Seven thirty.
It rained during the night. The forecast says no rain today, but the clouds look quite gray. I got a good sleep for a change. I got up in the small hours and read to the end of Symposium. I feel like I’m getting another chance to do what I’d always wanted to do, which is to make music with my buddies. The only thing that could thwart this is substance abuse. Life for an active alcoholic tends to crumble to ruin, as I’ve seen firsthand. It’s kind of ironic how Oregon has legalized marijuana, since this can be a drug of demise like alcohol.

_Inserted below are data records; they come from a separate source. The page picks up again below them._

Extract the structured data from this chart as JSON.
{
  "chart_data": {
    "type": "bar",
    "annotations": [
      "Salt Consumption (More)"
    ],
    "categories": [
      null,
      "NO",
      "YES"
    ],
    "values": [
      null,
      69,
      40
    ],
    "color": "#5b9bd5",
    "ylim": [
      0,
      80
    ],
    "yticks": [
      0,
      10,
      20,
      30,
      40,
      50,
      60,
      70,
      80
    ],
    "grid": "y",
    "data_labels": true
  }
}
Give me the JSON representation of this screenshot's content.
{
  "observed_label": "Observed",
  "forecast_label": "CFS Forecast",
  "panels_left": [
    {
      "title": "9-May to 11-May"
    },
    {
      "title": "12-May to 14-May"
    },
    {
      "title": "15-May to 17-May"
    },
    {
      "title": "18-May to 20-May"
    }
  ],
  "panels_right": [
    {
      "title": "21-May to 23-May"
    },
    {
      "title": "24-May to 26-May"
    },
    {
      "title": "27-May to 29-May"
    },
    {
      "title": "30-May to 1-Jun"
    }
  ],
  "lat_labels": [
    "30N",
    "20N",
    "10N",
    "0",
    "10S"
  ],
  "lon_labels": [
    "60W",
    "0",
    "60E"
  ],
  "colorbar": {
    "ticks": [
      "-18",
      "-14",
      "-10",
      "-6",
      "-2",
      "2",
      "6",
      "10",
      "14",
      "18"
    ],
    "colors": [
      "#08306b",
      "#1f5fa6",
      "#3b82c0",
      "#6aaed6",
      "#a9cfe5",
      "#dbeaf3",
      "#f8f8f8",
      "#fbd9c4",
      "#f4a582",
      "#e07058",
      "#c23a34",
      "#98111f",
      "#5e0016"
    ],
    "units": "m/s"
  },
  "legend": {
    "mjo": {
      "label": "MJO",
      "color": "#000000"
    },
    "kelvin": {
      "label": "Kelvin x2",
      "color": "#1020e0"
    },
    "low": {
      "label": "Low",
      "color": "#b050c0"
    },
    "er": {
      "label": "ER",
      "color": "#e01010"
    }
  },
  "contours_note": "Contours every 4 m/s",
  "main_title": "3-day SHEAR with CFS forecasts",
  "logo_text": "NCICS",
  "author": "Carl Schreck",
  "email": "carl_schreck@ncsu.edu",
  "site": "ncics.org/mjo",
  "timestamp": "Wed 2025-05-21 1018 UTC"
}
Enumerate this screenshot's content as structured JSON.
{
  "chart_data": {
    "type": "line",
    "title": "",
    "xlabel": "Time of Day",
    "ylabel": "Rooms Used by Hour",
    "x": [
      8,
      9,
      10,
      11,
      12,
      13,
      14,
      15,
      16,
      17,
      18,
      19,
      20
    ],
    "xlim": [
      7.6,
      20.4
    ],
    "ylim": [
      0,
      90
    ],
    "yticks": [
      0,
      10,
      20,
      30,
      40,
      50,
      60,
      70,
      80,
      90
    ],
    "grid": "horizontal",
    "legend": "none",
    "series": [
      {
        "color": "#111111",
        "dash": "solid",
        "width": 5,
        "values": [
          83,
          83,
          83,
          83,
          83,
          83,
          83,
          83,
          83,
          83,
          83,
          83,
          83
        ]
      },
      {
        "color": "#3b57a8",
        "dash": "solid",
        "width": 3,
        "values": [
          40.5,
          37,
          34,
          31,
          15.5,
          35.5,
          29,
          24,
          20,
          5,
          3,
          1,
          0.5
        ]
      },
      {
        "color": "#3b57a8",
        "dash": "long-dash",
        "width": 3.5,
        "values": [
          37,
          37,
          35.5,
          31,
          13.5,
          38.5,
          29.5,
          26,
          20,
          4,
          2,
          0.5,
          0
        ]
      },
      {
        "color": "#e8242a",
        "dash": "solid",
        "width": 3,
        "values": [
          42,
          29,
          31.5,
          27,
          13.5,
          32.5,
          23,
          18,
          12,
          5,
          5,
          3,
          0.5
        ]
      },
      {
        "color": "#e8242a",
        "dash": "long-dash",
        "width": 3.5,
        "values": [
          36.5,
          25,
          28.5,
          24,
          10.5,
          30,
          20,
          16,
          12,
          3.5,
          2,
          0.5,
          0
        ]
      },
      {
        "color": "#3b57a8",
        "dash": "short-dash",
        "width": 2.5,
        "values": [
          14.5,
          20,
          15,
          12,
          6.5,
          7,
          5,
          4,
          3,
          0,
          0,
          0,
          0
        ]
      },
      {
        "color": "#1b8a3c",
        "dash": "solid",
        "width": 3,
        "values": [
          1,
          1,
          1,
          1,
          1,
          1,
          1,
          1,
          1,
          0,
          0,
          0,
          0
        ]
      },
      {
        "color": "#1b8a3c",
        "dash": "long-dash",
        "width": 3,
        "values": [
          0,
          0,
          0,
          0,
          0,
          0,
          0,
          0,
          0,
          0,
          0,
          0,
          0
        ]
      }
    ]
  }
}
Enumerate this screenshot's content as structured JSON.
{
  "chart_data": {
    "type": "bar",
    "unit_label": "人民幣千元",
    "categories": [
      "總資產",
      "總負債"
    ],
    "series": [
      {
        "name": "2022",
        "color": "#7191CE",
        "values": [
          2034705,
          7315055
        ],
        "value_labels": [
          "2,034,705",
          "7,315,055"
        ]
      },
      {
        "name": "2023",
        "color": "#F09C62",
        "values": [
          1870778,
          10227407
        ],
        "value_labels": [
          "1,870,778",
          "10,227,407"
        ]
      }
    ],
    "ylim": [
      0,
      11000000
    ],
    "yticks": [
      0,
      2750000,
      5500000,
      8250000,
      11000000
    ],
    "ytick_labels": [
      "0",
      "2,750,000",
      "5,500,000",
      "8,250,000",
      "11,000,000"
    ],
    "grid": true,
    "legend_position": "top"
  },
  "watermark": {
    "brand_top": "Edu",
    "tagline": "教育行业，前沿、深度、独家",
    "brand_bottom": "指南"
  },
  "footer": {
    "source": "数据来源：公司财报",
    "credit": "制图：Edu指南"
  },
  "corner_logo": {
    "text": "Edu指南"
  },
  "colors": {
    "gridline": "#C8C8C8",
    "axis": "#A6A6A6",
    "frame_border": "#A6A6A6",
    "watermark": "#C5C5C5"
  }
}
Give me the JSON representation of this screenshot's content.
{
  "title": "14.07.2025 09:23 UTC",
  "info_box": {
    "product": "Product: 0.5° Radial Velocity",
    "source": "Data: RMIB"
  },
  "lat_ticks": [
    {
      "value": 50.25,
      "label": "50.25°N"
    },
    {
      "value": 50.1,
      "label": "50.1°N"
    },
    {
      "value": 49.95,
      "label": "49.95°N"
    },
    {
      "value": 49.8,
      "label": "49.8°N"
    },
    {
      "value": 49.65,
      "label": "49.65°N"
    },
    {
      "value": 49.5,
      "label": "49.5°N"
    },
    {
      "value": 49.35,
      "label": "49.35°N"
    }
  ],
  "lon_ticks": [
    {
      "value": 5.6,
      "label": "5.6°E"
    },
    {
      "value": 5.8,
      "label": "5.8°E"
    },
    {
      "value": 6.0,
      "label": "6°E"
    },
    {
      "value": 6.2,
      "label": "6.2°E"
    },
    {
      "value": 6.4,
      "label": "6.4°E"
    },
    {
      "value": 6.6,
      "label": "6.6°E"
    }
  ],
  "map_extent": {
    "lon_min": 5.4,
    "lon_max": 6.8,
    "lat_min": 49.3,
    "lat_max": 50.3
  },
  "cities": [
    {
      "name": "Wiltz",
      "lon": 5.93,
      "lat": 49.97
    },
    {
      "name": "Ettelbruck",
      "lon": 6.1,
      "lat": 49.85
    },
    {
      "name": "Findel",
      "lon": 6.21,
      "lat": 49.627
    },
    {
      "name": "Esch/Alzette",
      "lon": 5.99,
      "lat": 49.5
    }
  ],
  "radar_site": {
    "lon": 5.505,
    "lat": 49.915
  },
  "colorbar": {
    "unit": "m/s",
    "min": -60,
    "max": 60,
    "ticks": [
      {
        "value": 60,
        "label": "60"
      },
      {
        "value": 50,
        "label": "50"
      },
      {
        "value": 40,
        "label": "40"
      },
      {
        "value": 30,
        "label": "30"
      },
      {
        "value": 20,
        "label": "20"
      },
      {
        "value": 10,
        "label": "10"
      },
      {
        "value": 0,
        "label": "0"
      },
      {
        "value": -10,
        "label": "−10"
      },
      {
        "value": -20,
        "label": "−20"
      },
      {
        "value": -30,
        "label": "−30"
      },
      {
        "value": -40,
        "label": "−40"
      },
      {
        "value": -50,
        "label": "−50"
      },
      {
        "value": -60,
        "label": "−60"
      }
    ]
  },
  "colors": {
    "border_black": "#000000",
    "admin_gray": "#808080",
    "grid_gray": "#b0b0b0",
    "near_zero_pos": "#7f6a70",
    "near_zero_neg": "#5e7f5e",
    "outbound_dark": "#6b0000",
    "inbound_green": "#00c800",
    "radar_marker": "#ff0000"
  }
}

Quarter of nine. My mood was rather weird on my outing to the store, as I turned over thoughts about criminal activity and declining morals. I saw a number tattooed to the back of the cashier’s neck and began to wonder. And then I almost inadvertently stole a bottle of pain medication that was in the bottom of my shopping bag. It is strange how our thinking modifies our perception from moment to moment, as Wordsworth describes in The Prelude. As if events in the world were fitted to the workings of the human mind, or perhaps reality is completely projected by the latter. It started to rain lightly when I was coming home, so my rain jacket was a good call. On my own street, maybe five cars were parked in front of Betty’s old house, and again I felt suspicious. The blinds were all closed in everyone’s front window, and I observed that my front lawn is in need of a mowing. Presiding over the whole scene was this sense of gray ambiguity from the cloud cover and also from my own vision. An odd sort of May Day morning.